Now reckoned to have cost 52m, last week the chairman of the Public Accounts Committee, Fine Gael's Michael Noonan, declared electronic voting to be "a dead duck".

This came after last weekend's Progressive Democrats conference passed a motion calling for a return to the good old-fashioned paper ballot.

Bertie and Mary Harney are said to have met on the issue and the plan is to wait for the report of the independent commission before deciding what to do with our expensive voting hardware, with 7,000 machines gathering dust at a storage cost of 700,000.

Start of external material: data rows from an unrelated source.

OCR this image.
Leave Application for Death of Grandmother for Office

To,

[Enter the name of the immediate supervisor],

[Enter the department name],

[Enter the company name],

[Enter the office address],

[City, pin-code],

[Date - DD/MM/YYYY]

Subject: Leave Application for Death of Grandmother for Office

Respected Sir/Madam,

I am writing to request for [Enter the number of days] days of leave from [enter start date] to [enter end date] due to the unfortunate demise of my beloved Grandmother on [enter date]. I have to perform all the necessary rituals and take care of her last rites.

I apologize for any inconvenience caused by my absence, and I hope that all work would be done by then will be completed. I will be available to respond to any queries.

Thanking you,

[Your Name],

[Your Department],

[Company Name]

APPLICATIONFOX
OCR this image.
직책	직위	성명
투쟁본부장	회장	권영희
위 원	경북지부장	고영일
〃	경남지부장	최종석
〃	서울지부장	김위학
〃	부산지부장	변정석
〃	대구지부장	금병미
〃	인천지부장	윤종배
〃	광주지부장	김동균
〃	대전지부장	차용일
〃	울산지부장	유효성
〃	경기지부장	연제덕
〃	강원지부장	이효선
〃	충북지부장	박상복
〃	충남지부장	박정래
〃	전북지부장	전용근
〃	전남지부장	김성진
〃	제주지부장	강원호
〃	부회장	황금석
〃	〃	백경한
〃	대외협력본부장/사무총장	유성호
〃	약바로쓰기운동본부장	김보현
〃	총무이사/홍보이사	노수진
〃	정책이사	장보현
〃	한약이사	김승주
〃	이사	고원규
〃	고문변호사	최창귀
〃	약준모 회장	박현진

Reading the tealeaves, if the pro-tech PDs have taken to Luddism on e-voting, it's likely we'll be back to paper ballots.

This would be a huge mistake. The only group of people who benefit from the existing system of paper ballots are the tallymen, who retain their colourful role in Irish political life, and the media, who get to stretch an election into an extra day or two of coverage.

Joe Soap gets no added value. Indeed the country arguably will suffer, both in its international reputation and its ability to deal maturely with complex issues about technology.

What's annoying about this is that we have an electronic system for another, arguably equally vital, aspect of governance, that's got both a great track record in gaining public confidence and a real benefit for all of us. Electronic tax returns.

The Revenue Online Service (ROS) is this government's great success story on deploying technology to make government work more efficiently.

Taxpayers have embraced the system, filing more than 1.1 million returns on ROS, including 53% of on-time tax returns worth 8.3bn in payments.

In other words, we are happy to trust the security of our tax collection to an electronic system. With multiple safeguards involving digital certificates and passwords sent by post, with punters getting the added benefit of being able to work the system from home.

If we can overcome our fears about technology when it comes to our money, surely we can find a way to do it with our votes. It just takes leadership.